Nederland concurrerend, bereikbaar, leefbaar en veilig
Het motto van deze structuurvisie is 'Nederland concurrerend, bereikbaar, leefbaar en veilig'. Dit is vertaald naar drie concrete doelstellingen:
  1. concurrentiekracht verbeteren;
  2. bereikbaarheid verbeteren;
  3. leefbare en veilige leefomgeving met unieke en cultuurhistorische waarden.
Nationale belangen
De drie doelstellingen die het motto van de SVIR vertegenwoordigen, zijn terug te vinden in dertien nationale (gelijkwaardige) belangen. Voor de realisatie van de nationale belangen zijn vier instrumenten voorhanden:
  • kaders (gebiedsgerichte of thematische uitwerkingen van de SVIR, relevante wetgeving);
  • bestuurlijke prestatieafspraken (bijvoorbeeld met provincies en gemeenten);
  • financieel (bijvoorbeeld infrastructuurfonds);
  • kennis (bijvoorbeeld inzetten College van Rijksadviseurs bij ruimtelijke ontwikkelingen).
In de realisatieparagraaf van het SVIR is per nationaal belang aan de hand van de hierboven genoemde instrumenten aangegeven hoe het belang gerealiseerd zal worden.
4.3.2 Besluit algemene regels ruimtelijke ordening
 
De basis van juridische borging van de realisatie van de nationale belangen ligt in het Besluit algemene regels ruimtelijke ordening (Barro) en Besluit ruimtelijke ordening (Bro). Het Barro geeft juridische kaders voor borging van het ruimtelijke rijksbeleid, het Bro is het juridisch kader voor de processen van ruimtelijke belangenafweging en besluitvorming bij verschillende overheden. In 2012 wordt de ladder van duurzame verstedelijking (SER-ladder) opgenomen in het Bro.
Het Barro is in werking getreden op 30 december 2011. In het Barro wordt een aantal onderwerpen dat van rijksbelang is concreet benoemd. Per onderwerp worden vervolgens regels gegeven, waaraan bestemmingsplannen moeten voldoen. Het Barro bevat eveneens de verplichting dat binnen drie jaar het onderwerp opgenomen moet zijn in een bestemmingsplan.
De volgende zes onderwerpen zijn opgenomen in het Barro:
  • mainport ontwikkeling Rotterdam;
  • kustfundament;
  • grote rivieren;
  • Waddenzee en Waddengebied;
  • defensie;
  • erfgoederen van uitzonderlijke universele waarde.
Voorts stelt het Besluit ruimtelijke ordening sinds 1 januari 2012 het opnemen van een paragraaf cultuurhistorie verplicht.

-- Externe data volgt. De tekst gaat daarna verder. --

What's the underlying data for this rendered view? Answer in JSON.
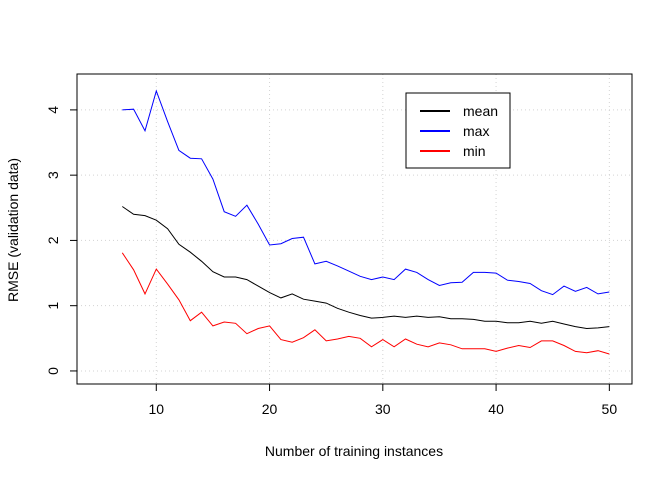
{
  "chart_data": {
    "type": "line",
    "title": "",
    "xlabel": "Number of training instances",
    "ylabel": "RMSE (validation data)",
    "xlim": [
      3,
      52
    ],
    "ylim": [
      -0.2,
      4.55
    ],
    "xticks": [
      10,
      20,
      30,
      40,
      50
    ],
    "yticks": [
      0,
      1,
      2,
      3,
      4
    ],
    "grid": true,
    "legend_position": "top-right",
    "x": [
      7,
      8,
      9,
      10,
      11,
      12,
      13,
      14,
      15,
      16,
      17,
      18,
      19,
      20,
      21,
      22,
      23,
      24,
      25,
      26,
      27,
      28,
      29,
      30,
      31,
      32,
      33,
      34,
      35,
      36,
      37,
      38,
      39,
      40,
      41,
      42,
      43,
      44,
      45,
      46,
      47,
      48,
      49,
      50
    ],
    "series": [
      {
        "name": "mean",
        "color": "#000000",
        "values": [
          2.52,
          2.4,
          2.38,
          2.31,
          2.18,
          1.94,
          1.82,
          1.68,
          1.52,
          1.44,
          1.44,
          1.4,
          1.3,
          1.2,
          1.12,
          1.18,
          1.1,
          1.07,
          1.04,
          0.96,
          0.9,
          0.85,
          0.81,
          0.82,
          0.84,
          0.82,
          0.84,
          0.82,
          0.83,
          0.8,
          0.8,
          0.79,
          0.76,
          0.76,
          0.74,
          0.74,
          0.76,
          0.73,
          0.76,
          0.72,
          0.68,
          0.65,
          0.66,
          0.68
        ]
      },
      {
        "name": "max",
        "color": "#0000ff",
        "values": [
          4.0,
          4.01,
          3.68,
          4.29,
          3.82,
          3.38,
          3.26,
          3.25,
          2.94,
          2.44,
          2.37,
          2.54,
          2.25,
          1.93,
          1.95,
          2.03,
          2.05,
          1.64,
          1.68,
          1.61,
          1.53,
          1.45,
          1.4,
          1.44,
          1.4,
          1.56,
          1.51,
          1.4,
          1.31,
          1.35,
          1.36,
          1.51,
          1.51,
          1.5,
          1.39,
          1.37,
          1.34,
          1.23,
          1.17,
          1.3,
          1.22,
          1.28,
          1.18,
          1.21
        ]
      },
      {
        "name": "min",
        "color": "#ff0000",
        "values": [
          1.81,
          1.55,
          1.18,
          1.56,
          1.33,
          1.09,
          0.77,
          0.9,
          0.69,
          0.75,
          0.73,
          0.57,
          0.65,
          0.69,
          0.48,
          0.44,
          0.51,
          0.63,
          0.46,
          0.49,
          0.53,
          0.5,
          0.37,
          0.48,
          0.37,
          0.49,
          0.41,
          0.37,
          0.43,
          0.4,
          0.34,
          0.34,
          0.34,
          0.3,
          0.35,
          0.39,
          0.36,
          0.46,
          0.46,
          0.39,
          0.3,
          0.28,
          0.31,
          0.26
        ]
      }
    ]
  }
}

4.3.3 Realisatieparagraaf Nationaal Ruimtelijk Beleid
 
De nieuwe Wet ruimtelijke ordening (Wro) verlangt niet alleen dat verantwoordelijkheden en belangen worden benoemd, maar ook dat inzichtelijk is hoe deze belangen zullen worden verwezenlijkt. Het Rijk heeft de nationale ruimtelijke belangen opgenomen in de zogenaamde 'Realisatieparagraaf Nationaal Ruimtelijk Beleid'. Nationale ruimtelijke belangen zijn zaken waarvoor de rijksoverheid een specifieke verantwoordelijkheid neemt, hetgeen blijkt uit de inzet van diverse bevoegdheden en instrumenten om deze belangen te behartigen en te realiseren. Het overzicht van nationale belangen in de Realisatieparagraaf is gebaseerd op een zorgvuldige analyse van de Planologische Kernbeslissingen (PKB's) van het Rijk. De uitspraken in deze PKB's zijn op een beleidsneutrale wijze, dat wil zeggen inhoudelijk ongewijzigd, verwerkt in het overzicht van nationale ruimtelijke belangen, aangevuld en waar aan de orde geactualiseerd. Een beperkt aantal belangen zal worden geborgd met de (toekomstige) AMvB Ruimte.

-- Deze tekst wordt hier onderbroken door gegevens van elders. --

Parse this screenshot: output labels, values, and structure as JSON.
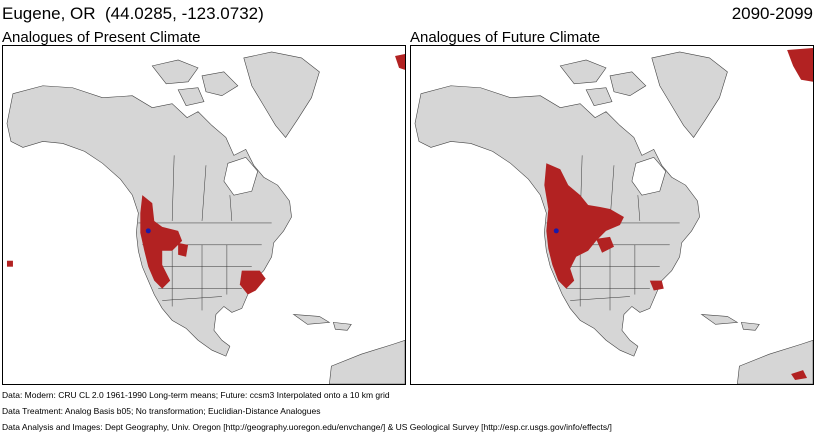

Het Rijk geeft met deze werkwijze een transparante en scherp geselecteerde invulling aan de sturingsfilosofie 'decentraal wat kan, centraal wat moet'. Het resultaat hiervan is een heldere en scherpe markering van datgene wat centraal moet. Hierdoor wordt niet alleen voor medeoverheden duidelijk wanneer afstemming moet worden gezocht met het Rijk, maar wordt ook voor burgers, maatschappelijke en andere private organisaties duidelijk waar het Rijk voor staat. De Realisatieparagraaf heeft de status van structuurvisie.
 
Deze ontwikkeling past binnen het motto 'decentraal wat kan, centraal wat moet'. De gemeente Berkelland heeft een eigen verantwoordelijkheid in de afweging of de ontwikkeling passend is binnen haar visie en beleid.